Cada año, a finales del mes de marzo, la villa de Montiel conmemora el aniversario de la muerte del rey Pedro I de Castilla, ocurrida en este lugar el 23 de marzo de 1369. En torno a esta efeméride, el Ayuntamiento y la Asociación Encomienda de Montiel organizan unas Jornadas de Recreación Histórico-Medieval conocidas como Montiel Medieval, que convierten durante tres días el municipio en un gran escenario dedicado a la memoria de aquellos acontecimientos. A través de estas actividades, los montieleños, herederos de los caballeros, ballesteros, lanceros y peones que integraban las milicias concejiles que apoyaron al monarca en la famosa batalla de Montiel, rememoran los sucesos que rodearon sus últimos días de vida, desde su refugio en el castillo de la Estrella hasta su muerte a manos de su hermano Enrique de Trastámara, nueve días después.
Montiel Medieval articula una amplia oferta histórico-cultural y de ocio, que incluye el pregón inaugural a cargo de una personalidad invitada, numerosos actos de recreación medieval en las calles, representaciones de teatro histórico y ceremonias de ordenación de caballeros. Uno de los momentos centrales es la recreación de la batalla de Montiel, en la que participan grupos recreacionistas procedentes de Italia, Francia, Portugal y España, junto con recitales de música y danzas medievales que contribuyen a reforzar la ambientación de época.
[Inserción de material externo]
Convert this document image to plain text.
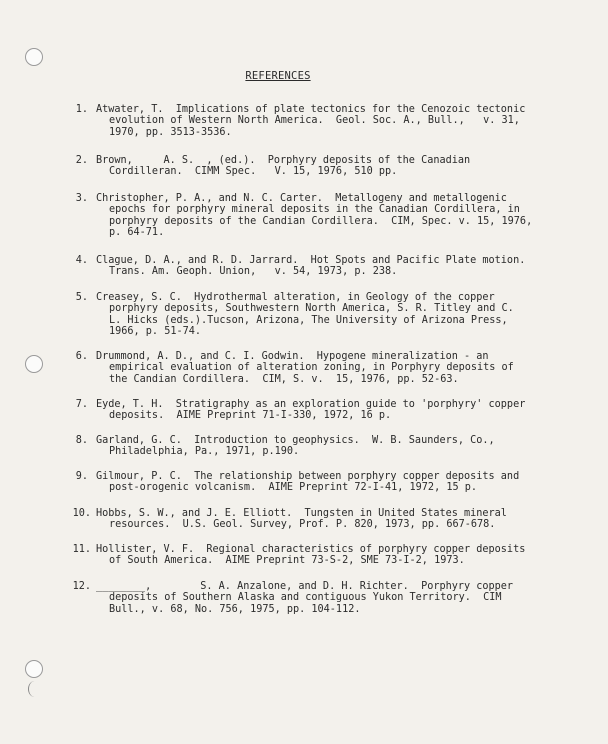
REFERENCES
1. Atwater, T.  Implications of plate tectonics for the Cenozoic tectonic
evolution of Western North America.  Geol. Soc. A., Bull.,   v. 31,
1970, pp. 3513-3536.
2. Brown,     A. S.  , (ed.).  Porphyry deposits of the Canadian
Cordilleran.  CIMM Spec.   V. 15, 1976, 510 pp.
3. Christopher, P. A., and N. C. Carter.  Metallogeny and metallogenic
epochs for porphyry mineral deposits in the Canadian Cordillera, in
porphyry deposits of the Candian Cordillera.  CIM, Spec. v. 15, 1976,
p. 64-71.
4. Clague, D. A., and R. D. Jarrard.  Hot Spots and Pacific Plate motion.
Trans. Am. Geoph. Union,   v. 54, 1973, p. 238.
5. Creasey, S. C.  Hydrothermal alteration, in Geology of the copper
porphyry deposits, Southwestern North America, S. R. Titley and C.
L. Hicks (eds.).Tucson, Arizona, The University of Arizona Press,
1966, p. 51-74.
6. Drummond, A. D., and C. I. Godwin.  Hypogene mineralization - an
empirical evaluation of alteration zoning, in Porphyry deposits of
the Candian Cordillera.  CIM, S. v.  15, 1976, pp. 52-63.
7. Eyde, T. H.  Stratigraphy as an exploration guide to 'porphyry' copper
deposits.  AIME Preprint 71-I-330, 1972, 16 p.
8. Garland, G. C.  Introduction to geophysics.  W. B. Saunders, Co.,
Philadelphia, Pa., 1971, p.190.
9. Gilmour, P. C.  The relationship between porphyry copper deposits and
post-orogenic volcanism.  AIME Preprint 72-I-41, 1972, 15 p.
10. Hobbs, S. W., and J. E. Elliott.  Tungsten in United States mineral
resources.  U.S. Geol. Survey, Prof. P. 820, 1973, pp. 667-678.
11. Hollister, V. F.  Regional characteristics of porphyry copper deposits
of South America.  AIME Preprint 73-S-2, SME 73-I-2, 1973.
12. ________,        S. A. Anzalone, and D. H. Richter.  Porphyry copper
deposits of Southern Alaska and contiguous Yukon Territory.  CIM
Bull., v. 68, No. 756, 1975, pp. 104-112.
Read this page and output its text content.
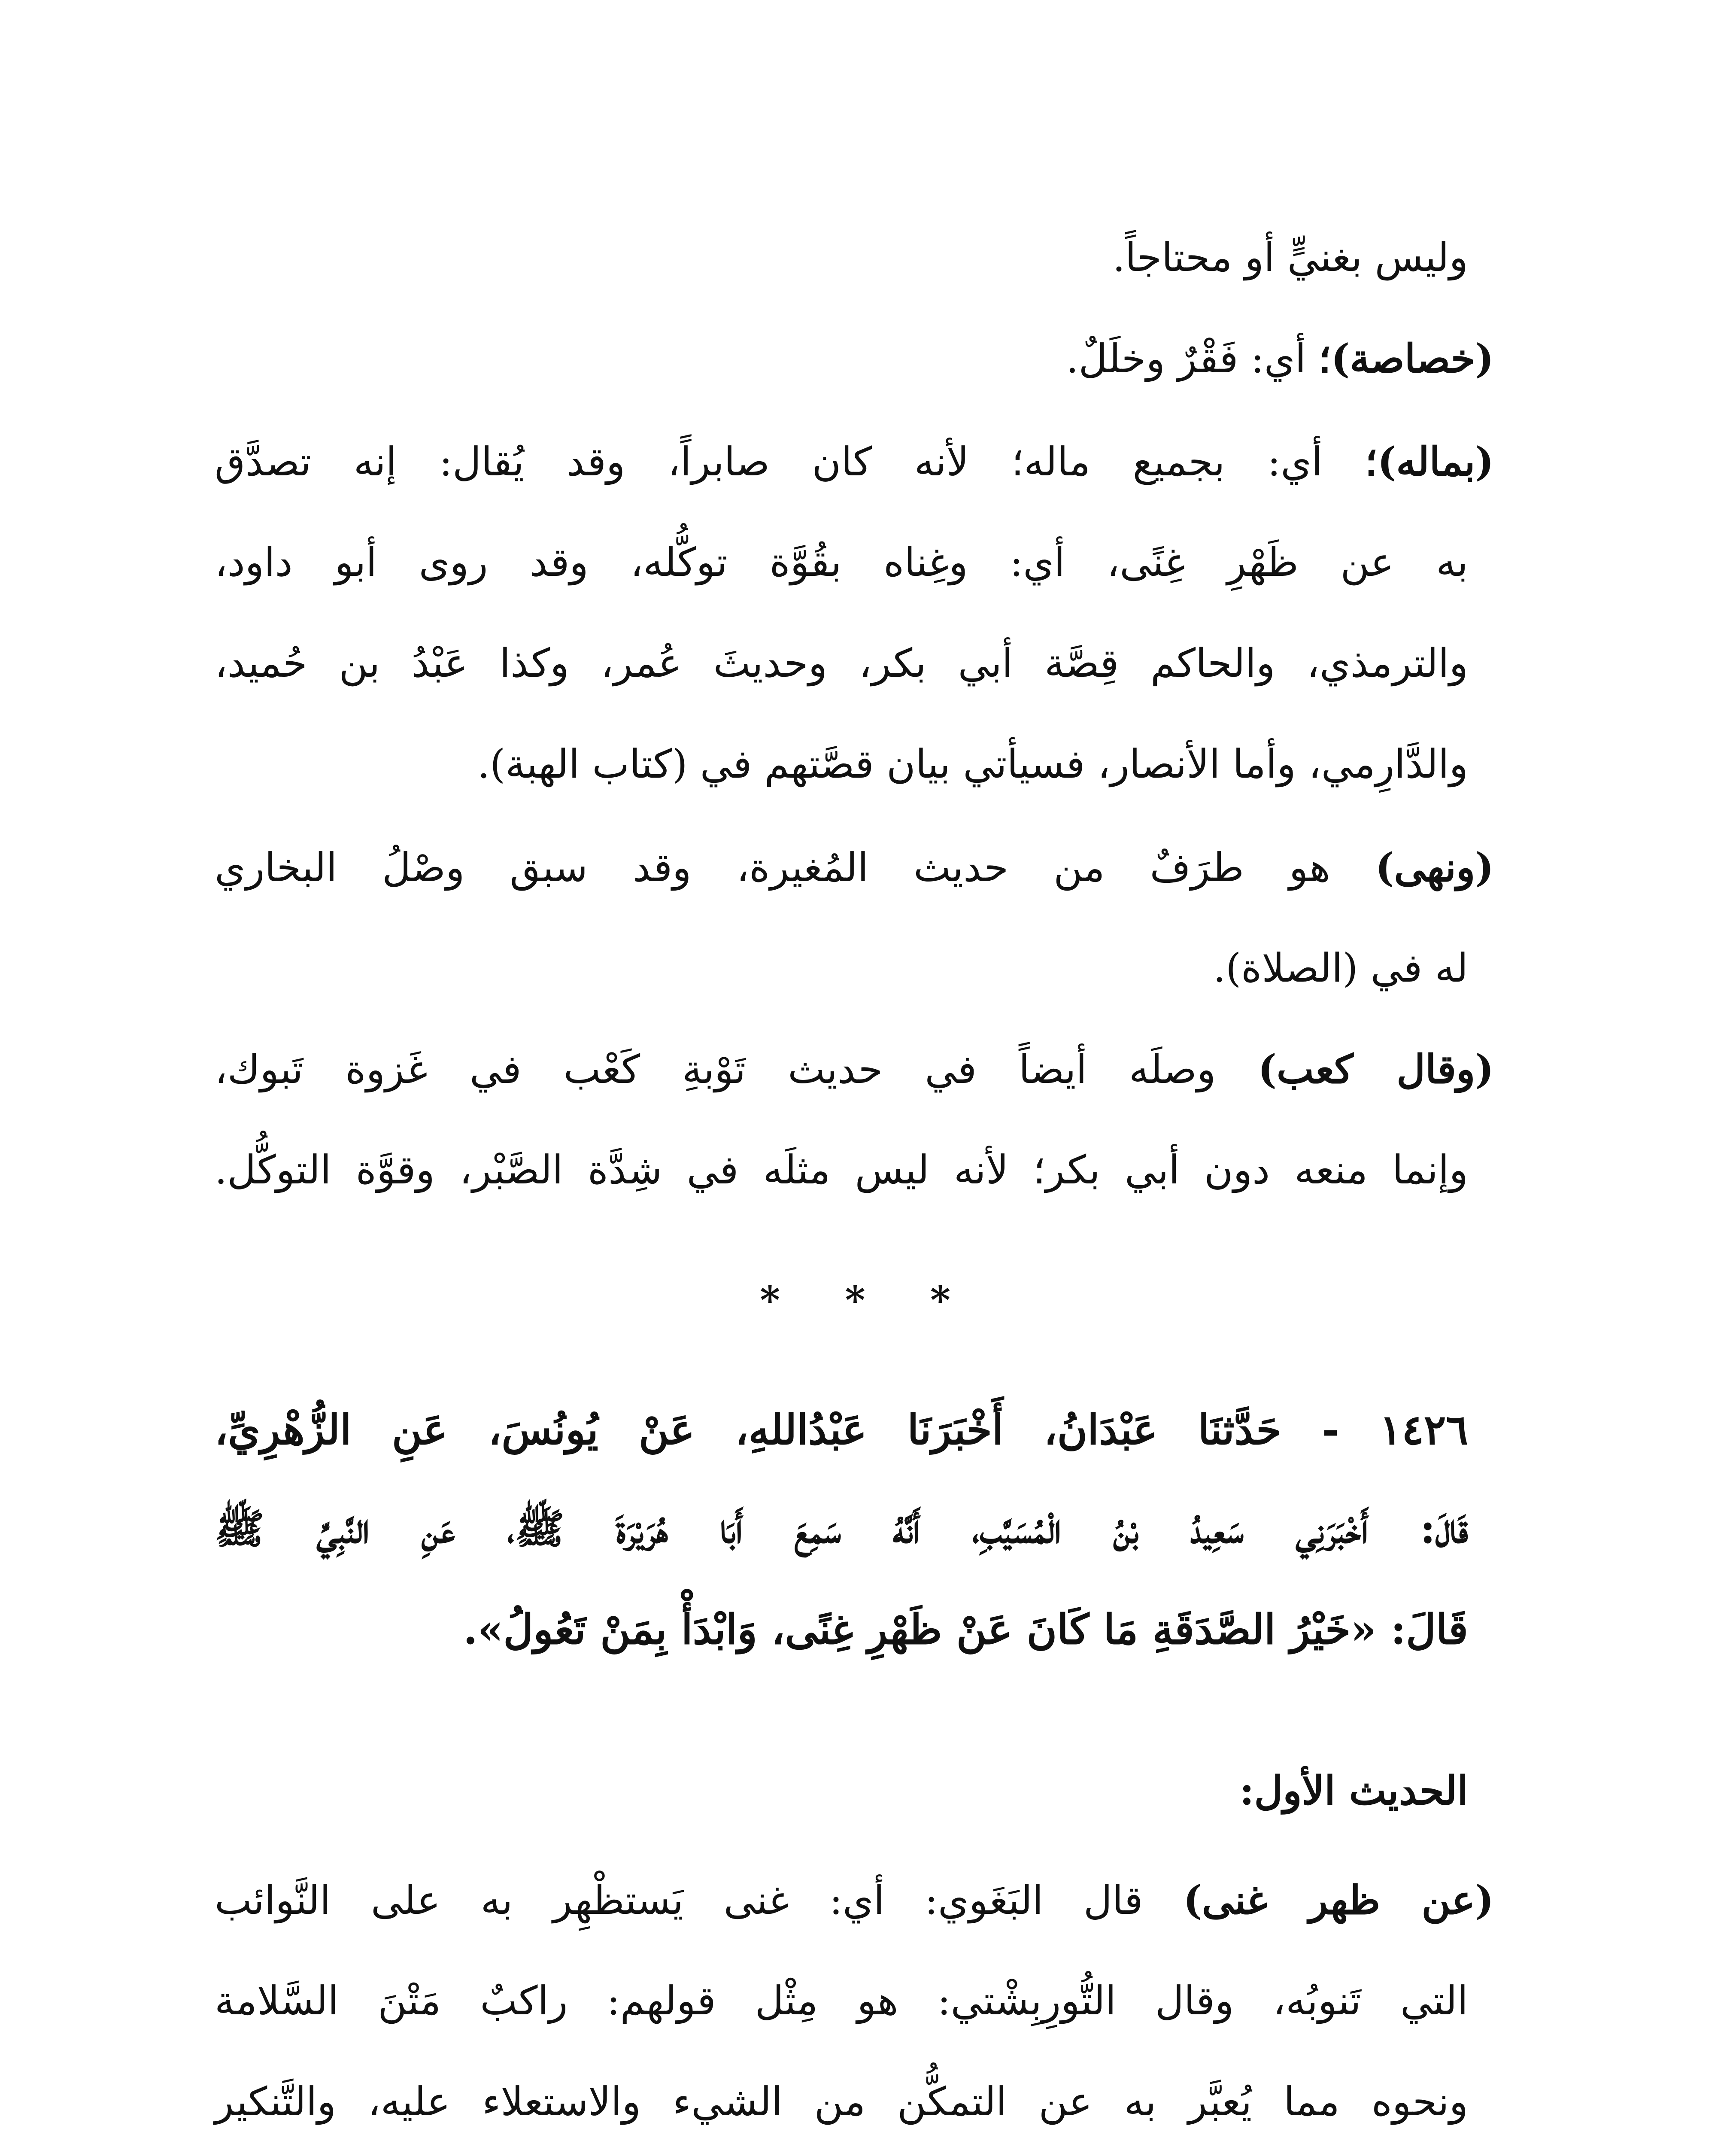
وليس بغنيٍّ أو محتاجاً.
(خصاصة)؛ أي: فَقْرٌ وخلَلٌ.
(بماله)؛ أي: بجميع ماله؛ لأنه كان صابراً، وقد يُقال: إنه تصدَّق
به عن ظَهْرِ غِنًى، أي: وغِناه بقُوَّة توكُّله، وقد روى أبو داود،
والترمذي، والحاكم قِصَّة أبي بكر، وحديثَ عُمر، وكذا عَبْدُ بن حُميد،
والدَّارِمي، وأما الأنصار، فسيأتي بيان قصَّتهم في (كتاب الهبة).
(ونهى) هو طرَفٌ من حديث المُغيرة، وقد سبق وصْلُ البخاري
له في (الصلاة).
(وقال كعب) وصلَه أيضاً في حديث تَوْبةِ كَعْب في غَزوة تَبوك،
وإنما منعه دون أبي بكر؛ لأنه ليس مثلَه في شِدَّة الصَّبْر، وقوَّة التوكُّل.
* * *
١٤٢٦ - حَدَّثنَا عَبْدَانُ، أَخْبَرَنَا عَبْدُاللهِ، عَنْ يُونُسَ، عَنِ الزُّهْرِيِّ،
قَالَ: أَخْبَرَنِي سَعِيدُ بْنُ الْمُسَيَّبِ، أَنَّهُ سَمِعَ أَبَا هُرَيْرَةَ ﷺ، عَنِ النَّبِيِّ ﷺ
قَالَ: «خَيْرُ الصَّدَقَةِ مَا كَانَ عَنْ ظَهْرِ غِنًى، وَابْدَأْ بِمَنْ تَعُولُ».
الحديث الأول:
(عن ظهر غنى) قال البَغَوي: أي: غنى يَستظْهِر به على النَّوائب
التي تَنوبُه، وقال التُّورِبِشْتي: هو مِثْل قولهم: راكبٌ مَتْنَ السَّلامة
ونحوه مما يُعبَّر به عن التمكُّن من الشيء والاستعلاء عليه، والتَّنكير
A ello se suman talleres gremiales, un mercado de productos artesanos, exhibiciones de vuelo de aves rapaces, el sepelio simbólico de Pedro I y la lectura del testamento del rey Enrique II, además de actividades deportivas como la carrera pedestre de fondo con meta en el castillo de la Estrella.
La proyección de Montiel Medieval ha traspasado fronteras, con la participación de la localidad en encuentros medievales en el exterior, como el celebrado en Palazzuolo sul Senio (Florencia), con cuya población se ha formalizado un hermanamiento, y con repercusión en medios de comunicación de países como Japón y Alemania. Durante esos días, Montiel se transforma en la encomienda santiaguista más emblemática del Campo de Montiel y ofrece al visitante una imagen marcadamente medieval: los vecinos visten indumentaria de época y las fachadas se engalanan con pendones y banderas de antiguos linajes que cuelgan de balcones y ventanas. La experiencia se completa en la hora del almuerzo, cuando los visitantes pueden degustar platos tradicionales como las migas y las gachas, acompañados de los vinos de La Mancha, integrando patrimonio histórico, paisaje y gastronomía en una misma celebración.